Chicago and Milwaukee Railway

Overview
- Dates of operation: 1863–1881
- Predecessors: Chicago and Milwaukee Railroad (1853–1863); Milwaukee and Chicago Railroad (1857–1863);
- Successor: Chicago and North Western Railway

Technical
- Track gauge: 1,435 mm (4 ft 8+1⁄2 in)
- Length: 85 miles (137 km)

= Chicago and Milwaukee Railway =

The Chicago and Milwaukee Railway was a predecessor of the Chicago and North Western Railway (C&NW) in the U.S. states of Illinois and Wisconsin.

The Illinois portion was chartered on February 17, 1851, as the Illinois Parallel Railroad. Its charter permitted construction of a 44.6 mile rail line northward from Chicago through Waukegan, Illinois to Wisconsin paralleling Lake Michigan at a distance of no less than ten miles from the lake's west shore. The IPRR's board first met on September 9, 1851. On February 5, 1853, the line's name became the Chicago and Milwaukee Railroad, and construction reached Waukegan on December 19, 1854.
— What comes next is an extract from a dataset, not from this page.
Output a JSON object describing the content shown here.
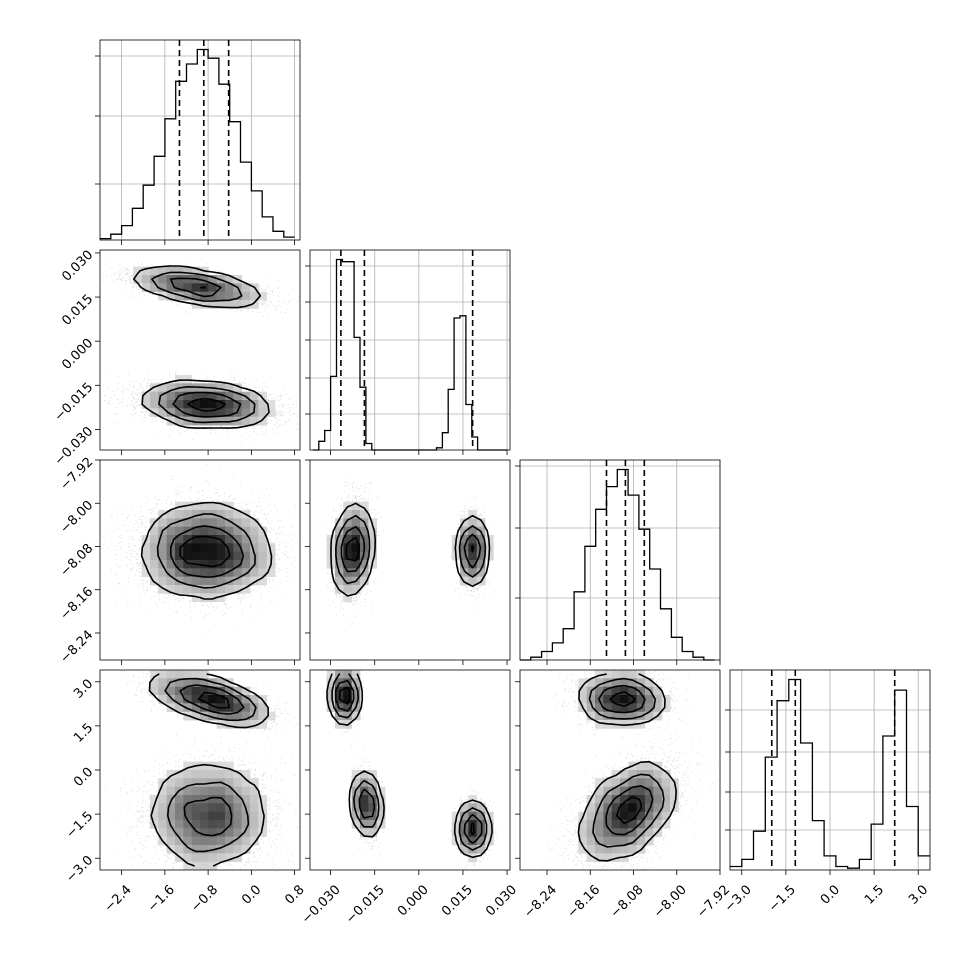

In a major ceremony in Kenosha, Wisconsin on Saturday May 19, 1855, the line was connected with the Green Bay, Milwaukee and Chicago Railroad (chartered March 13, 1851 in Wisconsin; renamed Milwaukee and Chicago Railroad on March 6, 1857), also exactly 44.6 miles in length. The Chicago and Milwaukee and Milwaukee and Chicago Railroads merged on June 22, 1863, to form the Chicago and Milwaukee Railway.

The Northwestern Union Railway was merged into this company on January 11, 1881, and on April 12, 1881, it merged with the Milwaukee and Madison Railway and Sheboygan and Western Railway to form the Chicago, Milwaukee and North Western Railway, which was absorbed into the C&NW in June 1883.